I came across the book called A Dispensational Theology (Grand Rapids, MI: Grace Publications, 1972, 2008) by Charles F. Baker.
Baker was born in Dallas, in 1905, and attended Scofield Memorial Church, where his pastor was Lewis Sperry Chafer. He studied at DTS, then at Wheaton, and later taught theology at Grace Bible College in Grand Rapids.
Baker was a “Mid-Acts” Dispensationalist, meaning, he understood the descent of the Holy Spirit in Acts 2 to be the fulfillment of OT prophecy. We usually take Pentecost as the beginning of the Church, and of the Dispensation of Grace. But Baker thought the ministry of the twelve in the first chapters of Acts still belonged to the OT offering of the kingdom.

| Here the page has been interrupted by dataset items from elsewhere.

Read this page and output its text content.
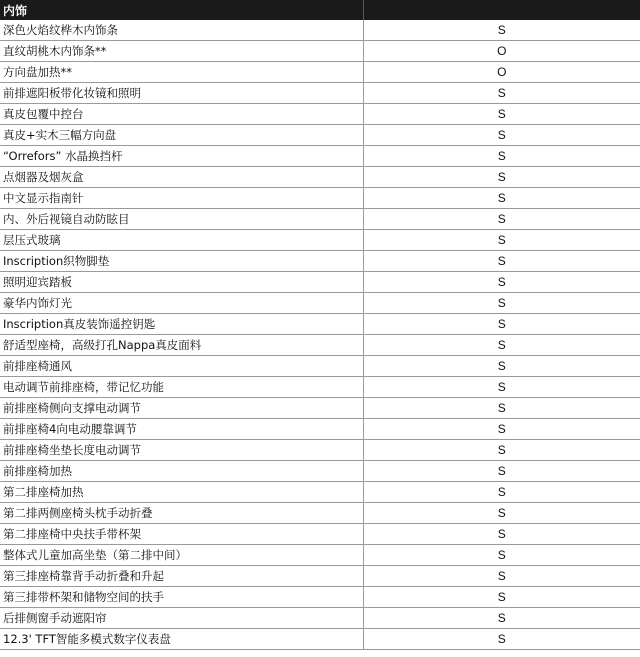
内饰	
深色火焰纹桦木内饰条	S
直纹胡桃木内饰条**	O
方向盘加热**	O
前排遮阳板带化妆镜和照明	S
真皮包覆中控台	S
真皮+实木三幅方向盘	S
“Orrefors” 水晶换挡杆	S
点烟器及烟灰盒	S
中文显示指南针	S
内、外后视镜自动防眩目	S
层压式玻璃	S
Inscription织物脚垫	S
照明迎宾踏板	S
豪华内饰灯光	S
Inscription真皮装饰遥控钥匙	S
舒适型座椅，高级打孔Nappa真皮面料	S
前排座椅通风	S
电动调节前排座椅，带记忆功能	S
前排座椅侧向支撑电动调节	S
前排座椅4向电动腰靠调节	S
前排座椅坐垫长度电动调节	S
前排座椅加热	S
第二排座椅加热	S
第二排两侧座椅头枕手动折叠	S
第二排座椅中央扶手带杯架	S
整体式儿童加高坐垫（第二排中间）	S
第三排座椅靠背手动折叠和升起	S
第三排带杯架和储物空间的扶手	S
后排侧窗手动遮阳帘	S
12.3' TFT智能多模式数字仪表盘	S
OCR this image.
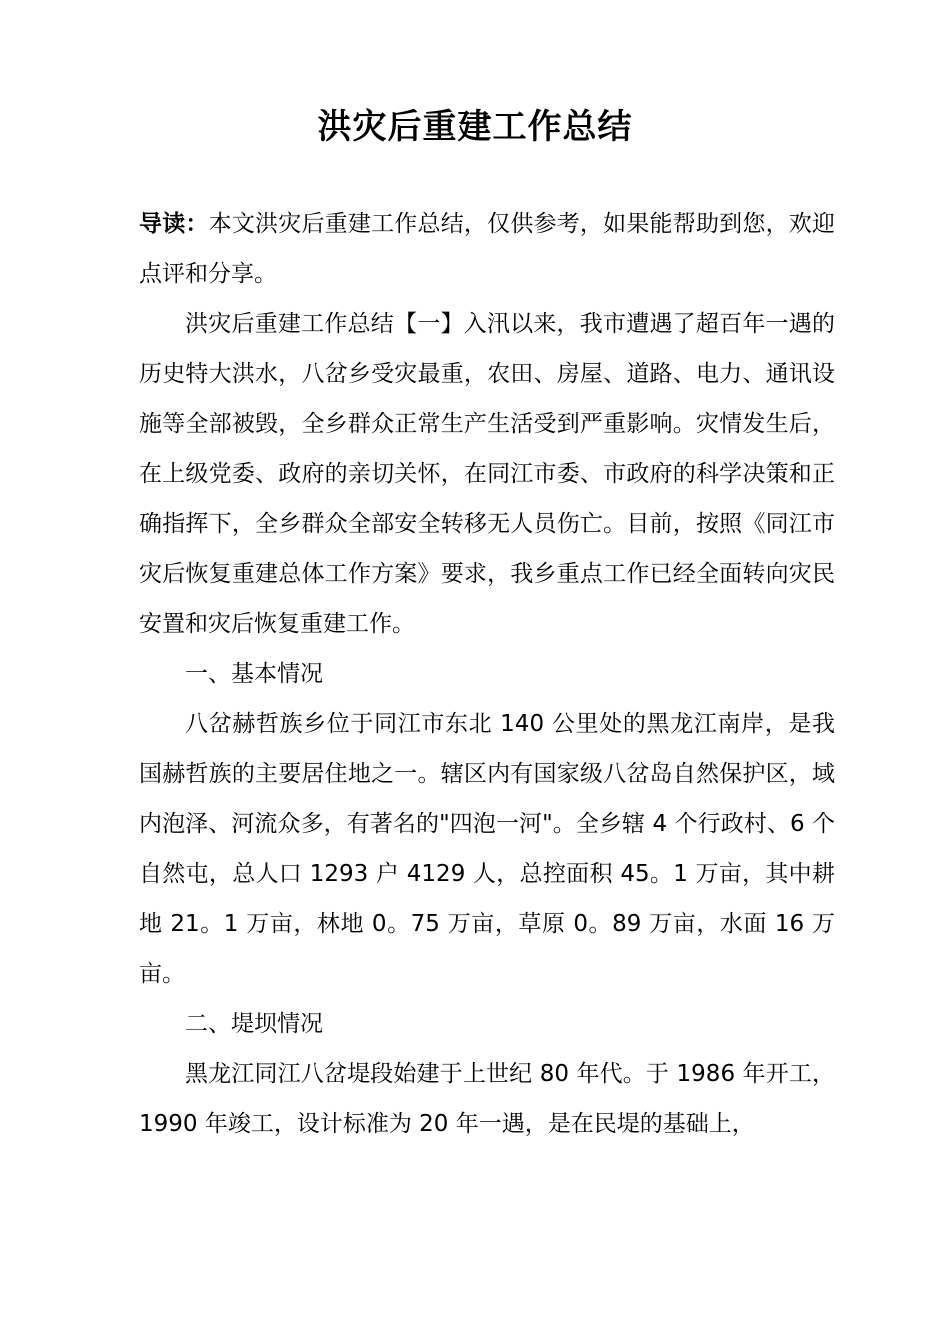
洪灾后重建工作总结

导读：本文洪灾后重建工作总结，仅供参考，如果能帮助到您，欢迎点评和分享。

洪灾后重建工作总结【一】入汛以来，我市遭遇了超百年一遇的历史特大洪水，八岔乡受灾最重，农田、房屋、道路、电力、通讯设施等全部被毁，全乡群众正常生产生活受到严重影响。灾情发生后，在上级党委、政府的亲切关怀，在同江市委、市政府的科学决策和正确指挥下，全乡群众全部安全转移无人员伤亡。目前，按照《同江市灾后恢复重建总体工作方案》要求，我乡重点工作已经全面转向灾民安置和灾后恢复重建工作。

一、基本情况

八岔赫哲族乡位于同江市东北 140 公里处的黑龙江南岸，是我国赫哲族的主要居住地之一。辖区内有国家级八岔岛自然保护区，域内泡泽、河流众多，有著名的"四泡一河"。全乡辖 4 个行政村、6 个自然屯，总人口 1293 户 4129 人，总控面积 45。1 万亩，其中耕地 21。1 万亩，林地 0。75 万亩，草原 0。89 万亩，水面 16 万亩。

二、堤坝情况

黑龙江同江八岔堤段始建于上世纪 80 年代。于 1986 年开工，1990 年竣工，设计标准为 20 年一遇，是在民堤的基础上，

The Kingdom that had been “at hand” during Jesus’ earthly ministry, was, after Christ’s death, resurrection and ascension, finally ready to be offered. But when Peter and the other apostles offered it to the Jews, they rejected it. So God decided to postpone the kingdom, and form the “mystery” (i.e. unprophesied) Body of Christ. So, according to Baker, the Kingdom was not rejected before the Cross, but after it. And the Body of Christ did not begin at Pentecost (an OT feast day), but with Paul’s ministry, somewhere in the middle of Acts (hence, “Mid-Acts Dispensationalism).
Even more controversially, Baker rejected the practice of baptism, arguing that both baptism and circumcision were concurrent OT practices, not for the Church age. Rather, we have spiritual circumcision and baptism when we believe in Christ, and receive the Spirit.

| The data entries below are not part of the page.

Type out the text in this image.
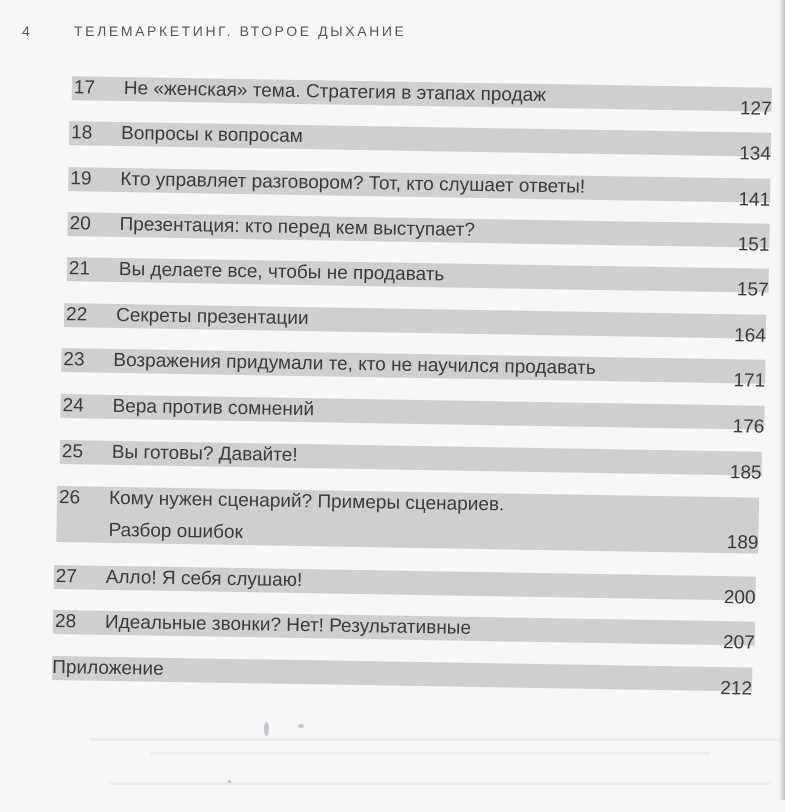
4	ТЕЛЕМАРКЕТИНГ. ВТОРОЕ ДЫХАНИЕ
17 Не «женская» тема. Стратегия в этапах продаж
127
18 Вопросы к вопросам
134
19 Кто управляет разговором? Тот, кто слушает ответы!
141
20 Презентация: кто перед кем выступает?
151
21 Вы делаете все, чтобы не продавать
157
22 Секреты презентации
164
23 Возражения придумали те, кто не научился продавать
171
24 Вера против сомнений
176
25 Вы готовы? Давайте!
185
26 Кому нужен сценарий? Примеры сценариев.
Разбор ошибок	189
27 Алло! Я себя слушаю!
200
28 Идеальные звонки? Нет! Результативные
207
Приложение
212
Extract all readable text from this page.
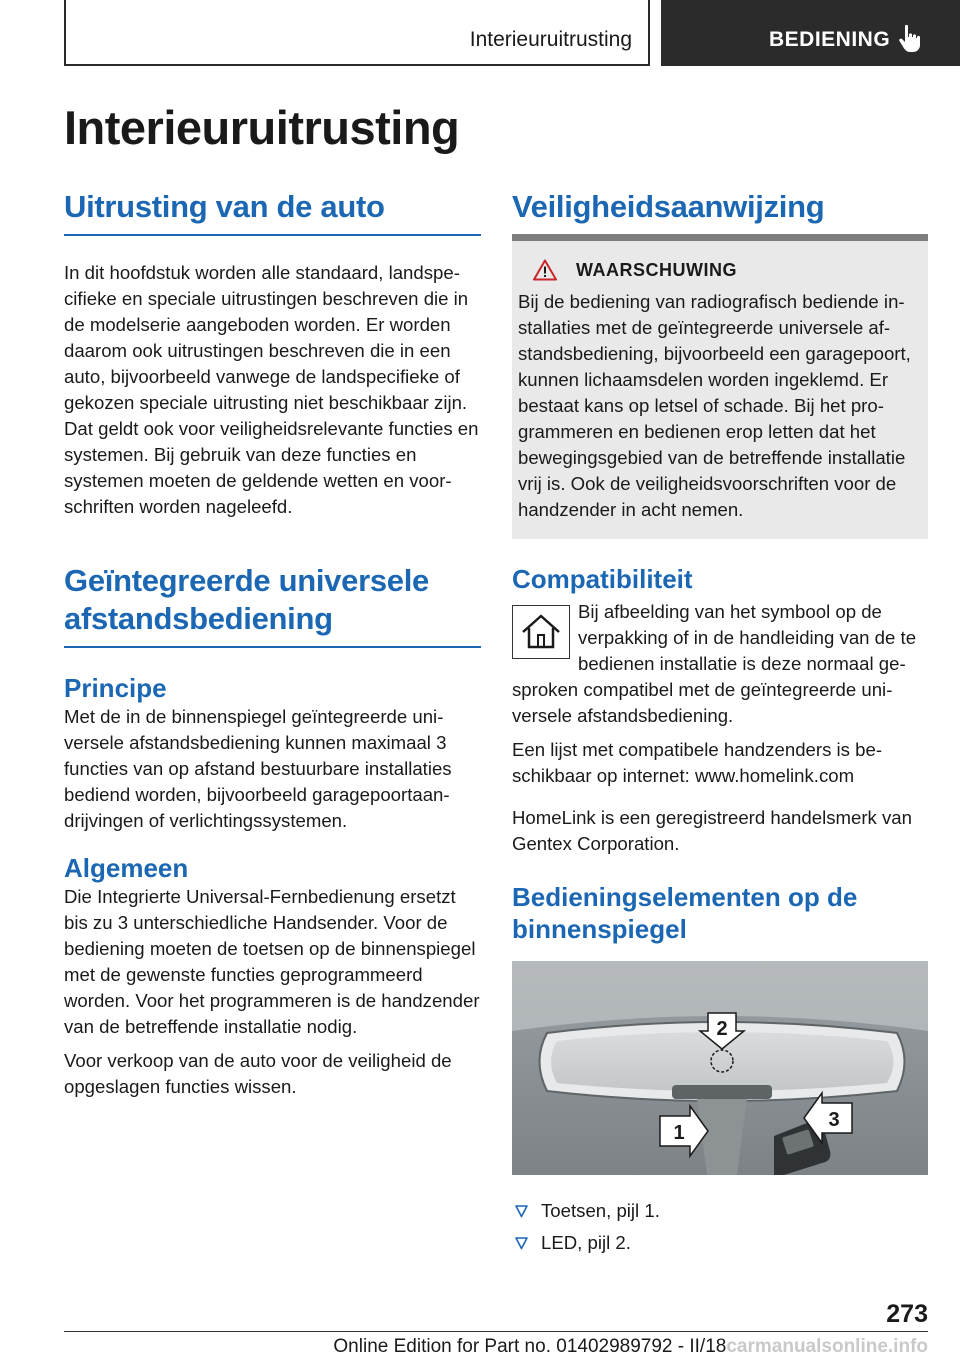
Interieuruitrusting	BEDIENING
Interieuruitrusting
Uitrusting van de auto

In dit hoofdstuk worden alle standaard, landspecifieke en speciale uitrustingen beschreven die in de modelserie aangeboden worden. Er worden daarom ook uitrustingen beschreven die in een auto, bijvoorbeeld vanwege de landspecifieke of gekozen speciale uitrusting niet beschikbaar zijn. Dat geldt ook voor veiligheidsrelevante functies en systemen. Bij gebruik van deze functies en systemen moeten de geldende wetten en voorschriften worden nageleefd.

Geïntegreerde universele afstandsbediening
Principe

Met de in de binnenspiegel geïntegreerde universele afstandsbediening kunnen maximaal 3 functies van op afstand bestuurbare installaties bediend worden, bijvoorbeeld garagepoortaandrijvingen of verlichtingssystemen.

Algemeen

Die Integrierte Universal-Fernbedienung ersetzt bis zu 3 unterschiedliche Handsender. Voor de bediening moeten de toetsen op de binnenspiegel met de gewenste functies geprogrammeerd worden. Voor het programmeren is de handzender van de betreffende installatie nodig.

Voor verkoop van de auto voor de veiligheid de opgeslagen functies wissen.

Veiligheidsaanwijzing
WAARSCHUWING

Bij de bediening van radiografisch bediende installaties met de geïntegreerde universele afstandsbediening, bijvoorbeeld een garagepoort, kunnen lichaamsdelen worden ingeklemd. Er bestaat kans op letsel of schade. Bij het programmeren en bedienen erop letten dat het bewegingsgebied van de betreffende installatie vrij is. Ook de veiligheidsvoorschriften voor de handzender in acht nemen.

Compatibiliteit

Bij afbeelding van het symbool op de verpakking of in de handleiding van de te bedienen installatie is deze normaal gesproken compatibel met de geïntegreerde universele afstandsbediening.

Een lijst met compatibele handzenders is beschikbaar op internet: www.homelink.com

HomeLink is een geregistreerd handelsmerk van Gentex Corporation.

Bedieningselementen op de binnenspiegel
2
1
3
Toetsen, pijl 1.
LED, pijl 2.
273
Online Edition for Part no. 01402989792 - II/18carmanualsonline.info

As Herman Hoyt writes on the back cover, “It is to be expected that many will not be persuaded at points where there is variation from views of long standing…” But where there is agreement on views of long standing in the Dispensational community, Baker has a lot of good insights to offer.
For example, he explains that many people get confused about eternal security because they don’t understand the Biblical use of the word “salvation”, or the difference between eternal life, eternal rewards, and present spiritual blessings:
“A number of proof texts are generally quoted to disprove the doctrine of Security. These may be classified under six general heads:
1. ….Many of the warning passages from the Old Testament and the Gospels have to do, not with soul salvation, but with physical consequences of breaking the law (cf. Ezekiel 33:13). The curse of a broken law brought physical death upon many who no doubt were saved people. Saints today die physically because fo the curse of sin, but that does not mean they are not saved. Other warning… refer to a time after the Church is taken out of the world.
3. Those applying to Rewards and not to Salvation… Salvation is entirely apart from all of man’s good works. No man will ever receive salvation as a reward for what he has done. But after one is saved he will receive a reward for faithfulness, or suffer loss of reward for unfaithfulness, but this will in no way affect his eternal salvation.
4. Those that Warn Believers of Things They May Lose. Believers are in danger of losing many blessings which the Lord has provided for them. Any sin, disobedience, lack of faith, neglect of the Word of God, or prayerlessness is bound to result in loss of joy, loss of power, loss of fruitfulness, loss of fellowship, and loss of reward…
5. [Warning passages dealing not] with personal salvation but with national privilege.”
(Baker, Dispensational Theology, 462).
I haven’t read through the whole book yet, but from what I’ve read so far, there are plenty of good nuggets. I would say that its worth having on your bookshelf.